Numerous previous studies investigating the effects of corticosteroids on immune proliferation reported almost unanimously inhibitory effects. However, in many of these studies, high concentrations of corticosteroids (micromolar range) and long incubation times (days) were used. We have investigated whether corticosteroid hormones at low physiological (nanomolar) vs. high (micromolar) concentrations have distinct effects on immune cells after short term (minutes) as opposed to long term preexposure (hours). When rat splenocytes were preincubated with high concentrations (0.1-1 microM) of corticosterone (CORT) or with the specific glucocorticoid agonist RU 28362 (0.1 microM) for 1-6 h, washed, and then exposed to the T-cell mitogen Concanavalin-A, a time- and dose-dependent inhibition of lymphocyte mitogenesis over the next 3 days of culture was found. Preincubation with the glucocorticoid antagonist RU 486 completely blocked this inhibitory effect of CORT and RU 28362. Preexposure of splenocytes to CORT for 10-60 min did not alter mitogenesis. No differences were observed between intact and adrenalectomized (ADX) rats. However, if splenocytes from ADX rats were used in the presence of the glucocorticoid antagonist RU 486, the proliferative response over a 3-day period was stimulated by short term preexposure (10-30 min) to low concentrations (3-30 nM) of CORT. Under these incubation conditions, the mineralocorticoid aldosterone, in the presence of RU 486; also produced a stimulatory effect on ADX splenic lymphocyte mitogenesis, whereas RU 28362 was not effective. Corticosteroid receptor binding studies revealed the presence of mineralocorticoid (MR) as well as glucocorticoid (GR) receptors (45 and 600 fmol/mg protein, respectively) in the spleen. In conclusion, low physiological concentrations of CORT and aldosterone have novel stimulatory properties on mitogenesis of splenic lymphocytes from ADX rats. These effects become evident in the presence of GR antagonist and persist after short corticosteroid preexposure times. In contrast, after prolonged preincubation with high concentrations of corticosteroids, the well known immunosuppressive action is observed. We postulate that distinct MR- and GR-mediated effects may underlie these differential steroid actions on splenic lymphocyte proliferation.

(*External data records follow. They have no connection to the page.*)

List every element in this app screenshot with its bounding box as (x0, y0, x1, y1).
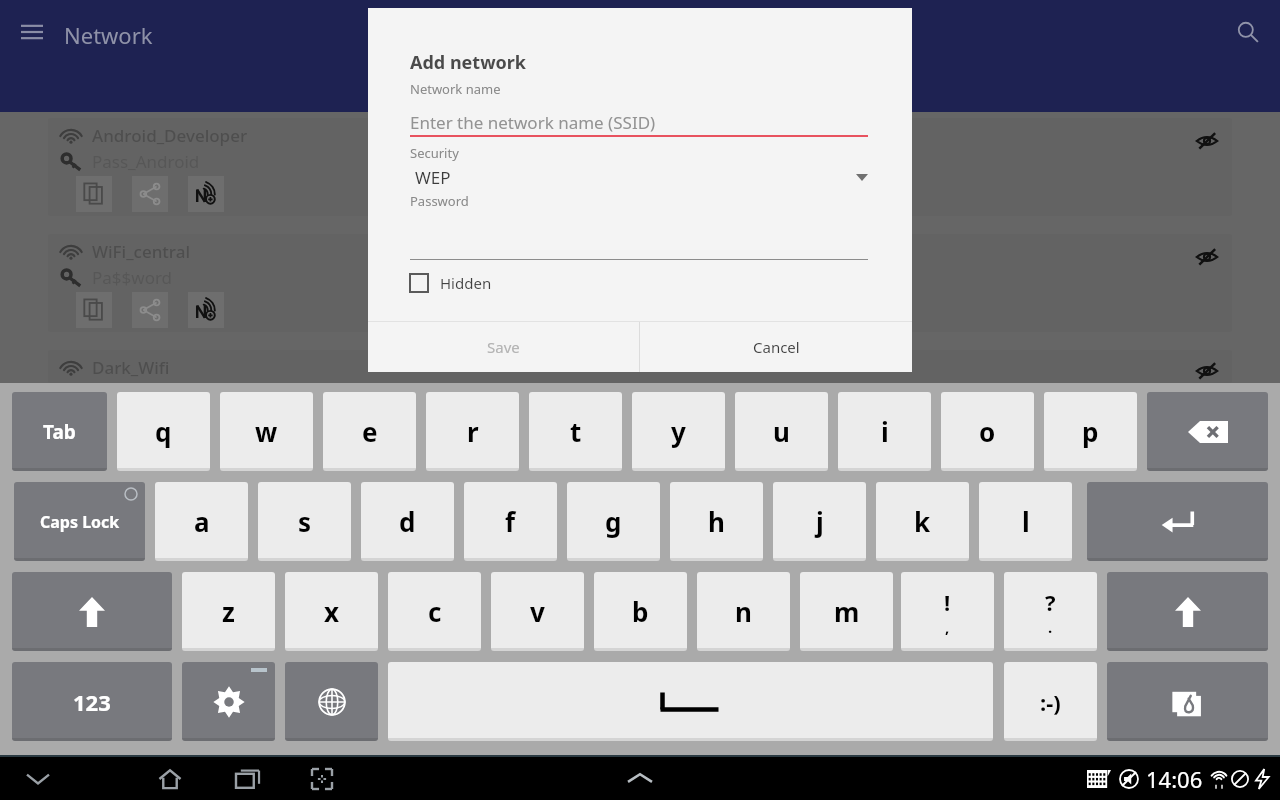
button[interactable]: Tab (12, 392, 107, 471)
staticText: Pass_Android (92, 150, 200, 173)
button[interactable]: v (491, 572, 584, 651)
button[interactable]: Recent apps (228, 759, 268, 799)
button[interactable]: Share network (132, 292, 168, 328)
staticText: Android_Developer (92, 124, 248, 147)
staticText: 123 (73, 687, 111, 717)
button[interactable]: d (361, 482, 454, 561)
button[interactable]: Screenshot (302, 759, 342, 799)
button[interactable]: ! (901, 572, 994, 651)
staticText: e (362, 414, 378, 449)
staticText: l (1022, 504, 1030, 539)
button[interactable]: Shift (12, 572, 172, 651)
button[interactable]: Open navigation menu (10, 10, 54, 54)
button[interactable]: Backspace (1147, 392, 1268, 471)
staticText: c (428, 594, 442, 629)
staticText: 14:06 (1146, 764, 1203, 794)
button[interactable]: e (323, 392, 416, 471)
staticText: o (979, 414, 996, 449)
button[interactable]: Enter (1087, 482, 1268, 561)
staticText: z (222, 594, 235, 629)
staticText: n (735, 594, 752, 629)
staticText: Caps Lock (40, 511, 120, 533)
button[interactable]: r (426, 392, 519, 471)
button[interactable]: a (155, 482, 248, 561)
button[interactable]: s (258, 482, 351, 561)
staticText: ? (1045, 587, 1056, 617)
staticText: j (816, 504, 824, 539)
button[interactable]: i (838, 392, 931, 471)
staticText: b (632, 594, 649, 629)
staticText: Add network (410, 50, 527, 75)
button[interactable]: z (182, 572, 275, 651)
button[interactable]: Copy password (76, 176, 112, 212)
staticText: Password (410, 192, 469, 210)
button[interactable]: Save (368, 322, 639, 372)
button[interactable]: o (941, 392, 1034, 471)
button[interactable]: w (220, 392, 313, 471)
staticText: y (671, 414, 686, 449)
button[interactable]: Settings (182, 662, 275, 741)
staticText: d (399, 504, 416, 539)
button[interactable]: Caps Lock (14, 482, 145, 561)
button[interactable]: u (735, 392, 828, 471)
button[interactable]: Attach (1107, 662, 1268, 741)
staticText: x (324, 594, 340, 629)
button[interactable]: l (979, 482, 1072, 561)
button[interactable]: Connect with NFC (188, 292, 224, 328)
button[interactable]: Search (1226, 10, 1270, 54)
button[interactable]: q (117, 392, 210, 471)
button[interactable]: f (464, 482, 557, 561)
button[interactable]: Space (388, 662, 993, 741)
button[interactable]: k (876, 482, 969, 561)
staticText: Network (64, 20, 153, 50)
button[interactable]: p (1044, 392, 1137, 471)
button[interactable]: t (529, 392, 622, 471)
button[interactable]: Change language (285, 662, 378, 741)
button[interactable]: x (285, 572, 378, 651)
staticText: Security (410, 144, 459, 162)
staticText: h (708, 504, 725, 539)
button[interactable]: Connect with NFC (188, 176, 224, 212)
button[interactable]: c (388, 572, 481, 651)
button[interactable]: Show password (1192, 358, 1222, 383)
staticText: Dark_Wifi (92, 356, 170, 379)
staticText: :-) (1040, 687, 1061, 717)
staticText: Enter the network name (SSID) (410, 111, 656, 134)
staticText: a (194, 504, 210, 539)
button[interactable]: Expand navigation (618, 757, 662, 800)
button[interactable]: Show password (1192, 126, 1222, 156)
button[interactable]: :-) (1004, 662, 1097, 741)
button[interactable]: ? (1004, 572, 1097, 651)
button[interactable]: WiFi_central (48, 234, 1232, 332)
button[interactable]: Copy password (76, 292, 112, 328)
button[interactable]: b (594, 572, 687, 651)
button[interactable]: Enter the network name (SSID) (410, 109, 868, 135)
button[interactable]: Home (150, 759, 190, 799)
button[interactable]: j (773, 482, 866, 561)
staticText: ! (944, 587, 951, 617)
staticText: Tab (43, 419, 76, 445)
button[interactable]: Dark_Wifi (48, 350, 1232, 383)
staticText: q (155, 414, 172, 449)
button[interactable]: m (800, 572, 893, 651)
button[interactable]: h (670, 482, 763, 561)
button[interactable]: n (697, 572, 790, 651)
button[interactable]: g (567, 482, 660, 561)
staticText: Save (487, 337, 520, 357)
button[interactable]: Share network (132, 176, 168, 212)
button[interactable]: Hide keyboard (18, 759, 58, 799)
button[interactable]: Cancel (640, 322, 912, 372)
staticText: WEP (415, 166, 451, 189)
staticText: WiFi_central (92, 240, 190, 263)
staticText: p (1082, 414, 1099, 449)
staticText: i (881, 414, 889, 449)
button[interactable]: Android_Developer (48, 118, 1232, 216)
button[interactable]: Hidden (410, 273, 492, 293)
button[interactable]: WEP (410, 165, 868, 189)
staticText: u (773, 414, 790, 449)
button[interactable]: y (632, 392, 725, 471)
button[interactable]: Shift (1107, 572, 1268, 651)
button[interactable]: Show password (1192, 242, 1222, 272)
button[interactable]: 123 (12, 662, 172, 741)
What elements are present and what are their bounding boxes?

以往众多研究探讨了皮质类固醇对免疫增殖的影响,几乎一致报道了其抑制作用。然而,在许多这些研究中,使用的是高浓度的皮质类固醇(微摩尔范围)和较长的孵育时间(数天)。我们研究了低生理浓度(纳摩尔)与高浓度(微摩尔)的皮质类固醇激素在短期(数分钟)与长期预暴露(数小时)后对免疫细胞是否有不同影响。当大鼠脾细胞用高浓度(0.1 - 1微摩尔)的皮质酮(CORT)或特异性糖皮质激素激动剂RU 28362(0.1微摩尔)预孵育1 - 6小时,洗涤后,再暴露于T细胞丝裂原刀豆球蛋白A时,发现在接下来3天的培养中淋巴细胞有丝分裂呈时间和剂量依赖性抑制。用糖皮质激素拮抗剂RU 486预孵育可完全阻断CORT和RU 28362的这种抑制作用。脾细胞预暴露于CORT 10 - 60分钟不会改变有丝分裂。完整大鼠和肾上腺切除(ADX)大鼠之间未观察到差异。然而,如果在糖皮质激素拮抗剂RU 486存在的情况下使用ADX大鼠的脾细胞,短期预暴露(10 - 30分钟)于低浓度(3 - 30纳摩尔)的CORT可刺激3天内的增殖反应。在这些孵育条件下,盐皮质激素醛固酮在RU 486存在时,也对ADX脾淋巴细胞有丝分裂产生刺激作用,而RU 28362无效。皮质类固醇受体结合研究显示脾中存在盐皮质激素(MR)以及糖皮质激素(GR)受体(分别为45和600飞摩尔/毫克蛋白)。总之,低生理浓度的CORT和醛固酮对ADX大鼠脾淋巴细胞的有丝分裂具有新的刺激特性。这些作用在GR拮抗剂存在时变得明显,并在短期皮质类固醇预暴露后持续存在。相反,在高浓度皮质类固醇长时间预孵育后,会观察到众所周知的免疫抑制作用。我们推测不同的MR和GR介导的作用可能是这些类固醇对脾淋巴细胞增殖产生不同作用的基础。